Mrs. Harrison spoke to www.ww2wrecks.com on her quest for the lost Beaufort:
“I was successful in locating relatives of the four crew and one passenger on board the plane, and had the relatives of the two WA boys, present at the former RAAF Base Busselton, on the 9.9.2015, the anniversary of when they took off on 9.9.43.”
“They stood on what was the original runway from where the lads took off, now grass. They never knew what had happened to their Uncle, only that they took off in their plane and disappeared. There are still many buildings remaining at the former Base.”
“We then went to the beach where they threw flowers on to the ocean gently lapping the shore.
It was so strange, as the day before the weather was wet cold and windy, that day was perfect sunshine, the sea was calm and silken and a beautiful pinkish hue with a blue sky, not a breath of wind and one lone seagull flying over us all the time.”
One lady said she liked to think it was her Uncle. The next day it was again wet, cold and windy.
Captain Harry Kolbig
Flight plan of the doomed Beaufort
For some unknown reason, just a few days ago, I suddenly thought I’d look at Kolbig’s file and go over that again.
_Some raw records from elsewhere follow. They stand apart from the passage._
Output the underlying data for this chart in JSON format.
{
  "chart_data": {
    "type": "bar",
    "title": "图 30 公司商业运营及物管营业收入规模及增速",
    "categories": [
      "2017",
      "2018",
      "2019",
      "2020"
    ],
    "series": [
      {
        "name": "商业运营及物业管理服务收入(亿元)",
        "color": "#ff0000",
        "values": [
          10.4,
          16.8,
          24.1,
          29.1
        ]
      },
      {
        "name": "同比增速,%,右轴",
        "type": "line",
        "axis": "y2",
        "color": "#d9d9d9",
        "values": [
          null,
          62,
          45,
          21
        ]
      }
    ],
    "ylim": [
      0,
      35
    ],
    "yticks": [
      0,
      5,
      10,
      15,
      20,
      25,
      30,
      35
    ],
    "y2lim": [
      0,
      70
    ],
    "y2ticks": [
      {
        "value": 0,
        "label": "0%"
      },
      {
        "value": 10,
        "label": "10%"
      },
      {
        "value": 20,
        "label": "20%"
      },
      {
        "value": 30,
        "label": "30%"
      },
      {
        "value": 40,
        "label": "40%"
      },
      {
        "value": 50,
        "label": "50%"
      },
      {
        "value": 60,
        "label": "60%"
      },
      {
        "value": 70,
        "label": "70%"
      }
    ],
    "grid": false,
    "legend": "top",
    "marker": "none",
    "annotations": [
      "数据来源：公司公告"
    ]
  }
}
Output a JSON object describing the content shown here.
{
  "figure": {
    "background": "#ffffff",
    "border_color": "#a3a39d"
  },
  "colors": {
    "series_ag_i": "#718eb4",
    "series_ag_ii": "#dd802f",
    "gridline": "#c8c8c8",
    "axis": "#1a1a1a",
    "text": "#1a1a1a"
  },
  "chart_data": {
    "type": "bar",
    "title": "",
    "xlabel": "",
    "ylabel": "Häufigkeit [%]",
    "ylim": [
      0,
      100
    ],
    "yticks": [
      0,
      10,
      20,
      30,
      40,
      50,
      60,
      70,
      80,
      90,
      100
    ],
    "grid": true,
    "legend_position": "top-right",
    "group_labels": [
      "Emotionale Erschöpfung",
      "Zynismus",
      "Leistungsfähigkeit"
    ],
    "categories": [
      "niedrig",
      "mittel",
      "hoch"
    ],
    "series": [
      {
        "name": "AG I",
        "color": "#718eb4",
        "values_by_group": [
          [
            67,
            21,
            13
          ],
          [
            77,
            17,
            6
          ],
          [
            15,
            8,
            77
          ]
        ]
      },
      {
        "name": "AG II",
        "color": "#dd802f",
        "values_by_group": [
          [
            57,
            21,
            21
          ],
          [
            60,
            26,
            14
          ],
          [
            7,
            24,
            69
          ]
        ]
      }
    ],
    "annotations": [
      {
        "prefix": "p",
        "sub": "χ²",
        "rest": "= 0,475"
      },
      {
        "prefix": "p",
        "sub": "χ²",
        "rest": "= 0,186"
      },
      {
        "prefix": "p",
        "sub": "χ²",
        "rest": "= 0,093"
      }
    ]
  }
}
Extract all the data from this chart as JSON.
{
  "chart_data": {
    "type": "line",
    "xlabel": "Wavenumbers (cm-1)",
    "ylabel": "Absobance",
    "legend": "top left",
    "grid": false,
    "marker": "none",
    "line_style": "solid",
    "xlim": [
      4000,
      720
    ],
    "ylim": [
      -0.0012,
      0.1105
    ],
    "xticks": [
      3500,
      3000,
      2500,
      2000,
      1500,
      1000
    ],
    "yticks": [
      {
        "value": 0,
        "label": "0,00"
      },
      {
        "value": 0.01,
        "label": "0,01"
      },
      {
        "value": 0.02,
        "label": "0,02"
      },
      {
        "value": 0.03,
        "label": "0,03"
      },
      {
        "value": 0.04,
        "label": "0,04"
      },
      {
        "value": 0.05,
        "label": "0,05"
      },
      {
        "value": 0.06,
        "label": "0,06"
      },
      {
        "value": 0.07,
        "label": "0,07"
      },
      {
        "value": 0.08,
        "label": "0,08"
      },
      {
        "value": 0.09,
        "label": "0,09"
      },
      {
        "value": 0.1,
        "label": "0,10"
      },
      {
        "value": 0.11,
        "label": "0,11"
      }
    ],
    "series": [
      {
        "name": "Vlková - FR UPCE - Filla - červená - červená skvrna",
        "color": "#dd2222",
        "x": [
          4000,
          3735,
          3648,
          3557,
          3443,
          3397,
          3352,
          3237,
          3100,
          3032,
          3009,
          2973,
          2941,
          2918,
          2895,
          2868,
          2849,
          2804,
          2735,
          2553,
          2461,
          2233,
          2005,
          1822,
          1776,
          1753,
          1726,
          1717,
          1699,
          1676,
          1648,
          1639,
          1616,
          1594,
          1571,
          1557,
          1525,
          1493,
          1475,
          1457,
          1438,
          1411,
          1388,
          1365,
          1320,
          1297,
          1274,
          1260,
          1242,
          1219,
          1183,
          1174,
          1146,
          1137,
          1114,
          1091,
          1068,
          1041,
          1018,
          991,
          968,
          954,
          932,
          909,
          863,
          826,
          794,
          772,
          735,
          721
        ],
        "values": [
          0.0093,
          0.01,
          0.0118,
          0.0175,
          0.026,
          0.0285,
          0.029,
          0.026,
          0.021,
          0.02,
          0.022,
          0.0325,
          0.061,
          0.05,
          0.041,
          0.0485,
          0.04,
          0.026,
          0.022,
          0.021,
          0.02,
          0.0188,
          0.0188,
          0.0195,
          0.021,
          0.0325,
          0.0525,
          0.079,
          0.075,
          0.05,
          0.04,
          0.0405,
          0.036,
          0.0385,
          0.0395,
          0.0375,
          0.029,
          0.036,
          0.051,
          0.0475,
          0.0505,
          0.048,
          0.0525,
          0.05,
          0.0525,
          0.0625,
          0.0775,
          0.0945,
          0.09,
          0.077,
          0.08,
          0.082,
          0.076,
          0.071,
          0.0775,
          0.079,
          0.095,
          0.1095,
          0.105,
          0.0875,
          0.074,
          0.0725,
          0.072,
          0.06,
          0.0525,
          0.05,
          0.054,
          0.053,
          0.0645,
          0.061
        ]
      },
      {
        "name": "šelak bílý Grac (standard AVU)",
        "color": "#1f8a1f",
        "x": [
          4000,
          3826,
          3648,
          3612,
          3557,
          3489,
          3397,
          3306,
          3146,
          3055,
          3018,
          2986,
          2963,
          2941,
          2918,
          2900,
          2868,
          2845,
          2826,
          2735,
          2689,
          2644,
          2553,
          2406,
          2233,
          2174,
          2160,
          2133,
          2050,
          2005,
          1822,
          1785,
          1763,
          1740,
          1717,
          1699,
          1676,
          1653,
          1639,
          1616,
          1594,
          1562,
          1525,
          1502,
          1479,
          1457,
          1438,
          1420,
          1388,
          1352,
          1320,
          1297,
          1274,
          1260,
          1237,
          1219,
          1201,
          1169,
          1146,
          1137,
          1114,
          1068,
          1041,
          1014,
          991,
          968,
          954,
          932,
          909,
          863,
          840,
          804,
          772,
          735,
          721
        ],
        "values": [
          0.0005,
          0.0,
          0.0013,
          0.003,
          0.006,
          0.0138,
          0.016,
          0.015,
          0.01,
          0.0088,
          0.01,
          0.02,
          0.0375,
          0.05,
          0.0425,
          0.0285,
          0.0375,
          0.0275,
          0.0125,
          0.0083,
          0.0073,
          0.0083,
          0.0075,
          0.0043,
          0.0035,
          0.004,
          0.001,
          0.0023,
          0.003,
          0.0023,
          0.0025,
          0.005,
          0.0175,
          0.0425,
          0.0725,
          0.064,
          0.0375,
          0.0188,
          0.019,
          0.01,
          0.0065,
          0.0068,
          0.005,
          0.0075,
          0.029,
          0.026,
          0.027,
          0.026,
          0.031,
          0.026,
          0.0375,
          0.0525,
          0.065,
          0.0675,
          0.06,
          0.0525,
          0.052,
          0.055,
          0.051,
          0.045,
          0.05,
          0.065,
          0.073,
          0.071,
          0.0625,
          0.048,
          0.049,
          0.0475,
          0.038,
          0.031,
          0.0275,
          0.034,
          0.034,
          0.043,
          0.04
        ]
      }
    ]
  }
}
Don’t ask me why. I found ‘phone numbers and addresses of his sister-in-law, Niece and Nephew in Adelaide that I’d written down two years ago, so thought I’d ‘phone.”
Relics of yesteryear: The concrete buildings of the RAAF Air Base at Busselton
“I spoke mainly with his Niece Deborah (his sis-in-law is 95), and she said that the day before, they had been talking about Harry, and wondering how they could find out more about what happened, then I ‘phone.
I’m now able to send them a whole lot of information including his records which they never had.”
“I asked Deborah if it is the plane, would they possibly be able to come over, maybe her Mum might not be able to travel, but she and her brother.
She said if they have enough notice yes, they would.”